Defining Noncommunicable Diseases
Eli Y. Adashi, MD: Hello. I am Eli Adashi, Professor of Medical Science at Brown University and host of Medscape One-on-One. Joining me today is Dr. Téa Collins, Executive Director of The Non-Communicable Diseases (NCD) Alliance, a Geneva-based advocacy organization, and expert in the practice and policy of global health. Dr. Collins joins the alliance at a critical time in its relatively brief history. Welcome.
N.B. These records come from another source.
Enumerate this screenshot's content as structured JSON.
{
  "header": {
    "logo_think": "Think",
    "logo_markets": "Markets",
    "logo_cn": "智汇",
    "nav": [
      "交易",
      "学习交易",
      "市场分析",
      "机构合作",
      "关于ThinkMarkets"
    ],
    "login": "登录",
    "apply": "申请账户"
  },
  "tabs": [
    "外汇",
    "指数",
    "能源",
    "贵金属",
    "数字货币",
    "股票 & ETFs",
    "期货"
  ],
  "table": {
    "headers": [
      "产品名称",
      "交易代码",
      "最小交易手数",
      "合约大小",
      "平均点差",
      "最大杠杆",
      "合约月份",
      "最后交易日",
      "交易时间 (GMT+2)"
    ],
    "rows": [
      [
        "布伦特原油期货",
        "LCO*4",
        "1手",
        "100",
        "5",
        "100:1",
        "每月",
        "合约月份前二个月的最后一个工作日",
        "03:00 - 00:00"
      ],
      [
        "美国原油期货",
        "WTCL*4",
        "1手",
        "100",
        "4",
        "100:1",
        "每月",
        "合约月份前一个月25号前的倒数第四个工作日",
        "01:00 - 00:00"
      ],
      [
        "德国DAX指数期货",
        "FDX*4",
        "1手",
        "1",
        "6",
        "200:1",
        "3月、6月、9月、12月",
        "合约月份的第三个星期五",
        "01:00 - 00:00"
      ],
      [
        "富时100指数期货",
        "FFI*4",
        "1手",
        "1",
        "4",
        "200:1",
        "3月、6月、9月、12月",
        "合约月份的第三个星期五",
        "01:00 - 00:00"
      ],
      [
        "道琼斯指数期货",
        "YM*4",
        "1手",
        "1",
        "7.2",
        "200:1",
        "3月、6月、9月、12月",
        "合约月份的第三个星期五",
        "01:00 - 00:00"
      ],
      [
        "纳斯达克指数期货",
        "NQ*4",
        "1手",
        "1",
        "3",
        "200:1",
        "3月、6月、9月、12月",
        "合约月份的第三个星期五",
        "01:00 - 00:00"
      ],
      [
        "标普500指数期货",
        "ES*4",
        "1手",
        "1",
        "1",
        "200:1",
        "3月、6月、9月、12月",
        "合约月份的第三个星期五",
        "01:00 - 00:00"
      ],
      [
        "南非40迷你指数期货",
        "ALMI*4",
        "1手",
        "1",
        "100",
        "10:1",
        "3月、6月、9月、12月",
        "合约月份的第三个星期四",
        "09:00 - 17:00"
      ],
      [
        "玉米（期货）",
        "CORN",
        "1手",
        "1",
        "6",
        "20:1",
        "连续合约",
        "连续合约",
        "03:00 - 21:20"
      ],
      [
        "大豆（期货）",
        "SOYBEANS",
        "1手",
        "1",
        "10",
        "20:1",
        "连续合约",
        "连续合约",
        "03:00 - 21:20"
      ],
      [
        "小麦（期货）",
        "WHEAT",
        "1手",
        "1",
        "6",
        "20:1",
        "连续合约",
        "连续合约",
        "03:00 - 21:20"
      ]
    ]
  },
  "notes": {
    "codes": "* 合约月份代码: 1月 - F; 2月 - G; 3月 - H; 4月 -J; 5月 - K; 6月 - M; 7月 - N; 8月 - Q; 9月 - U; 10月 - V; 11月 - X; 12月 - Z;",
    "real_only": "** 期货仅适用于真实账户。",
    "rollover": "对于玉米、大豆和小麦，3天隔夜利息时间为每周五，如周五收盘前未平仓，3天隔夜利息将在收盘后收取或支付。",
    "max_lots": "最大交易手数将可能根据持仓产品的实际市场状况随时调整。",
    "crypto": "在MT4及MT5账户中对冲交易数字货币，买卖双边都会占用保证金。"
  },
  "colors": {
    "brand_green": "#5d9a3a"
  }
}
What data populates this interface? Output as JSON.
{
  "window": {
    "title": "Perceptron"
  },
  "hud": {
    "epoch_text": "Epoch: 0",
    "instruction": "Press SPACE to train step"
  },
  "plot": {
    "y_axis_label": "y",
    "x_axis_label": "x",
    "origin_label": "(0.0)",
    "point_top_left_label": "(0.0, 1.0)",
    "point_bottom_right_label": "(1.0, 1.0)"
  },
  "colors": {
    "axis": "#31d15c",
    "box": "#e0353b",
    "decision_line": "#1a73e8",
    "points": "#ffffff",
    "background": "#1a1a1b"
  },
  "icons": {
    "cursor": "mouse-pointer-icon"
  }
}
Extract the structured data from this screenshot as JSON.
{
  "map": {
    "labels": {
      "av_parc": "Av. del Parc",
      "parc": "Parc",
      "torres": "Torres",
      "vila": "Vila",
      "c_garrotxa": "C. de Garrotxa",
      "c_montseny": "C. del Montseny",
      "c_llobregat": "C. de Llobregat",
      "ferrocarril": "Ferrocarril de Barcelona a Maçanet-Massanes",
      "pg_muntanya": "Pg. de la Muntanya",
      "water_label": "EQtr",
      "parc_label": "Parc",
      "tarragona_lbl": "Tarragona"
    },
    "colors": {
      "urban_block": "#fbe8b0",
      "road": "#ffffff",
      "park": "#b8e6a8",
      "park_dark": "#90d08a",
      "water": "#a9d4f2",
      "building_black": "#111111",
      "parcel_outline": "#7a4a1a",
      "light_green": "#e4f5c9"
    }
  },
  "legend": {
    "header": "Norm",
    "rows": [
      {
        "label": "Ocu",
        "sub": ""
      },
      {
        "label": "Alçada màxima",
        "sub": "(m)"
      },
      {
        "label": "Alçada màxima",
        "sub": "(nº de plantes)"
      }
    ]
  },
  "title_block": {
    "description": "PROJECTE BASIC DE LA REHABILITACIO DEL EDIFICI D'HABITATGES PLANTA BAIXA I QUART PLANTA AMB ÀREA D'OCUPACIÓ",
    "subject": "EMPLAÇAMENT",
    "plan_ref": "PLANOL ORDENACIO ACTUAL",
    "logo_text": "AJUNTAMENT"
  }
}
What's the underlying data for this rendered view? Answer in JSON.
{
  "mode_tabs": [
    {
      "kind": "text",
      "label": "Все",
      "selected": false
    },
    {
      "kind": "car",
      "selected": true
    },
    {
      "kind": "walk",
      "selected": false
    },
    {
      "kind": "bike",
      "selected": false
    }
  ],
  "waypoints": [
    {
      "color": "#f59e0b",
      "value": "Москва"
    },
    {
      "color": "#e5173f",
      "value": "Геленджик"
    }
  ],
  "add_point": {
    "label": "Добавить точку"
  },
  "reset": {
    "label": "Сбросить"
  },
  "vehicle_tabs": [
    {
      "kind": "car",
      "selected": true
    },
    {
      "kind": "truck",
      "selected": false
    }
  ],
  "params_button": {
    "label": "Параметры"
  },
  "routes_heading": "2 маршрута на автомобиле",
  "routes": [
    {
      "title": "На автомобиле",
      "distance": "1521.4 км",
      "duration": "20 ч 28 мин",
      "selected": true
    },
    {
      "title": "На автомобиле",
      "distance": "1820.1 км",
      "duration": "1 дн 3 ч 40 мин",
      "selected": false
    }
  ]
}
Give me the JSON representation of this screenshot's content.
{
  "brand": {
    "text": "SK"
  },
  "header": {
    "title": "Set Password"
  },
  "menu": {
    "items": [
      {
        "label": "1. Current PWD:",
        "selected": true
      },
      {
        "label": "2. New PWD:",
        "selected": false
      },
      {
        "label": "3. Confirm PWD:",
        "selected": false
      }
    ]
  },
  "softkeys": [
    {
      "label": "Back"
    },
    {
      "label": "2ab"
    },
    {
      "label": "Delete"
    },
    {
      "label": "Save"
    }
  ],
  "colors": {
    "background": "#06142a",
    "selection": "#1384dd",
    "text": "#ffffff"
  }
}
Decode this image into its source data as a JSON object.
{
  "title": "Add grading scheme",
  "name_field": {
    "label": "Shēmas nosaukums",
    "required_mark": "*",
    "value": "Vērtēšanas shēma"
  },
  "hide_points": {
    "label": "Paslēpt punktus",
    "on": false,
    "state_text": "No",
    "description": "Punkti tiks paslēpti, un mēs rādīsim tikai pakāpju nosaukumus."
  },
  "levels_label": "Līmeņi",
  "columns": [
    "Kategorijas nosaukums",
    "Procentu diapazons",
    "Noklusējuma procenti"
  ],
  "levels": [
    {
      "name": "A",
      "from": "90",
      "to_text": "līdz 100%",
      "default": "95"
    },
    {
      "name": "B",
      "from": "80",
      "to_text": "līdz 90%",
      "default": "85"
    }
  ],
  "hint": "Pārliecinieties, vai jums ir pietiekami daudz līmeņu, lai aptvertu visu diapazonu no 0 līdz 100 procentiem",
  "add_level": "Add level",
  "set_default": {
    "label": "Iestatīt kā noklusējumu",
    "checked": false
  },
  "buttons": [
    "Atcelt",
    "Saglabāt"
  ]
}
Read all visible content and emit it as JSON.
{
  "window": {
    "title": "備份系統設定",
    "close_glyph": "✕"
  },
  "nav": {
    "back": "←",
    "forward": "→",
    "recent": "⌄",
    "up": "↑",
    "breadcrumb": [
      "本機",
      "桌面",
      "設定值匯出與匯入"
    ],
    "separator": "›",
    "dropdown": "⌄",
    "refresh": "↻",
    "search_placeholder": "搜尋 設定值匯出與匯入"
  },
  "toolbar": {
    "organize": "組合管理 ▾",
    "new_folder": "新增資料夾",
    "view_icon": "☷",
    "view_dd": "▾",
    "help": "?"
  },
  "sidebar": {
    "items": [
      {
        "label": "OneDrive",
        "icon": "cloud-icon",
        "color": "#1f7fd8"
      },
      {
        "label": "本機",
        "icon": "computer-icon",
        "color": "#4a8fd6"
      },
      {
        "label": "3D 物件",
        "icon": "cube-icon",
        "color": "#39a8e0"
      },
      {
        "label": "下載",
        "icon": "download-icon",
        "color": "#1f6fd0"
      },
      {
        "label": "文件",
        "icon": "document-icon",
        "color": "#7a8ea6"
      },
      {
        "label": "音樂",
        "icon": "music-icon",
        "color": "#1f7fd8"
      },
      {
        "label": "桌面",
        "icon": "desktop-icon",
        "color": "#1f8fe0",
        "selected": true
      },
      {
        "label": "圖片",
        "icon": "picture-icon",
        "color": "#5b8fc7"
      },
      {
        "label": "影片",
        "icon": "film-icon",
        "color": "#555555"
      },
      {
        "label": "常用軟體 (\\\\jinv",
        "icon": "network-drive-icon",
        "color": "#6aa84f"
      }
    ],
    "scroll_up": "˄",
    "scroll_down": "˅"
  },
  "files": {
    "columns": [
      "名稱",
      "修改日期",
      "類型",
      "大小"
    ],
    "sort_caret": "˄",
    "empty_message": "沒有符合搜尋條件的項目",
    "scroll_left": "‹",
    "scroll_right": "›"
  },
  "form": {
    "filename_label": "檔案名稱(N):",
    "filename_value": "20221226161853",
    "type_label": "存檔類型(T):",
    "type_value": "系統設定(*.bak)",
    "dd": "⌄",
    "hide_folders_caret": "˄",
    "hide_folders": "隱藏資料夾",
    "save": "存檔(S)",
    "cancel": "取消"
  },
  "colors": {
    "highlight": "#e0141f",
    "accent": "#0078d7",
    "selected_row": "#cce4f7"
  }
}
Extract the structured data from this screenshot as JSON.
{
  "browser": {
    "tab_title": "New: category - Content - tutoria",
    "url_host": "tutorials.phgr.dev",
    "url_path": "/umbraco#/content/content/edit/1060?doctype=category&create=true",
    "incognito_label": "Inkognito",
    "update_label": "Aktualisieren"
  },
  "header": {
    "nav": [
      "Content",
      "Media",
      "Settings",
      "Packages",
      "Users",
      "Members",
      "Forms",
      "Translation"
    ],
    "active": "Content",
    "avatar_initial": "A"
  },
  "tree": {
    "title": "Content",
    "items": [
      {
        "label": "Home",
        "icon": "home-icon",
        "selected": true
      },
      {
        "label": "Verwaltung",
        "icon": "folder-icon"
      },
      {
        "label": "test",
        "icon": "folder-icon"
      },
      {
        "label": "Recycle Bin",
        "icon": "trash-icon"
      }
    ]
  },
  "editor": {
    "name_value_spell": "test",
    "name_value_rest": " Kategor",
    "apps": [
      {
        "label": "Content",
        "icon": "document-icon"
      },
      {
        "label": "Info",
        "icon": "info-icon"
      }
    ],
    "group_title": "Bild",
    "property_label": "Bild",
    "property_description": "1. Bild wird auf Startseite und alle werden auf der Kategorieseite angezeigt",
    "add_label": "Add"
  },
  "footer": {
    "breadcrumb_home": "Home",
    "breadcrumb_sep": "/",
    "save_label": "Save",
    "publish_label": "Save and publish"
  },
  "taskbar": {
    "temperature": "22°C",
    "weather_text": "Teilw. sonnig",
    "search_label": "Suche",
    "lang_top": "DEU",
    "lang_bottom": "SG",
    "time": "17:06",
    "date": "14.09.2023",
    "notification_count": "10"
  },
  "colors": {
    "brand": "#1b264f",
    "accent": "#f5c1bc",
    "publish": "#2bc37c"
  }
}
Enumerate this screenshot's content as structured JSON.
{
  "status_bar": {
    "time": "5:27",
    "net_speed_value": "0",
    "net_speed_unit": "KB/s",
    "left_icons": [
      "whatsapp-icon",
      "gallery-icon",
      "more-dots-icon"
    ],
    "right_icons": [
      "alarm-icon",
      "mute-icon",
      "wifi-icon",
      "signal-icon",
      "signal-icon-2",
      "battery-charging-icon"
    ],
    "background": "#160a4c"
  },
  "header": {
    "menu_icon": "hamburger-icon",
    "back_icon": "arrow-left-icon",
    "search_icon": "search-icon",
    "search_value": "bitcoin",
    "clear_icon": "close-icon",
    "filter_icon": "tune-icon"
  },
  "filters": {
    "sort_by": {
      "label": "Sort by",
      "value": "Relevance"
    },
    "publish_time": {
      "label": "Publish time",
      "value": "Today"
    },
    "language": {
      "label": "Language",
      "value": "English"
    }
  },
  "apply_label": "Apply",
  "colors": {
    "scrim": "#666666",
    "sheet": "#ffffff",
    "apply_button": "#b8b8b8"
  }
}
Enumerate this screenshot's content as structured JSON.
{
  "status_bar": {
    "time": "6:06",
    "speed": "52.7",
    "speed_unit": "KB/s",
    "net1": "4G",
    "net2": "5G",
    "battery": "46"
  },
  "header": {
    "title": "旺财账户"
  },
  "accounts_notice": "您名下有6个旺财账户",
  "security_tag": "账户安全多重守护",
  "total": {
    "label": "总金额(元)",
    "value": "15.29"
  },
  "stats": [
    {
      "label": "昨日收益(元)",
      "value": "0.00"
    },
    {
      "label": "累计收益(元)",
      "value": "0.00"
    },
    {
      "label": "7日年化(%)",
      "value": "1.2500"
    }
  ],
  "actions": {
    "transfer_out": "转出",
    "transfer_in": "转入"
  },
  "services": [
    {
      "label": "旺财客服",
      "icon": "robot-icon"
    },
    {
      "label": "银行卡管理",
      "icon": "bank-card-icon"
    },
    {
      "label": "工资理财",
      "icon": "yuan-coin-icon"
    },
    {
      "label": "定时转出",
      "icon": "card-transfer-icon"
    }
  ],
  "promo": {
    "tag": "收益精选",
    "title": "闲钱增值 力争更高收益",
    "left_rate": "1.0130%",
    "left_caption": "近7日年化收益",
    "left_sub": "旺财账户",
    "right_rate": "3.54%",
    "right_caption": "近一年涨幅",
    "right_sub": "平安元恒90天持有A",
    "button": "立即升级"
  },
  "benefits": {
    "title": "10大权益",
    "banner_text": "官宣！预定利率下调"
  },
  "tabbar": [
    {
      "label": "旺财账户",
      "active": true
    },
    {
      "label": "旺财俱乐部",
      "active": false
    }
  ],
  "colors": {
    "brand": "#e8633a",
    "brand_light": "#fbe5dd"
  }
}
Téa Collins, MD, MPH, MPA, DrPH: Thank you.
Dr. Adashi: Perhaps in the best interest of our viewers we could start by defining what comes under the heading of noncommunicable diseases, and then we could go from there.
Dr. Collins: Definitely. I think the title is somewhat unfortunate because with something that's called "non" it already means that it's not really very important. "Noncommunicable disease" is a relatively new term; we used to call them chronic conditions and chronic diseases, and I think physicians are still more used to this term. The reason we say "noncommunicable disease" in global health right now is because some of the communicable conditions became chronic, such as HIV/AIDS and tuberculosis. So to distinguish and differentiate somewhat, we say that these conditions are not communicable when we're talking about cancer, diabetes, or some chronic respiratory infections or cardiovascular diseases. We thought a lot about whether we wanted to continue calling them noncommunicable diseases and exactly because of this reason -- that it's "non" -- the consensus now is to just say noncommunicable diseases.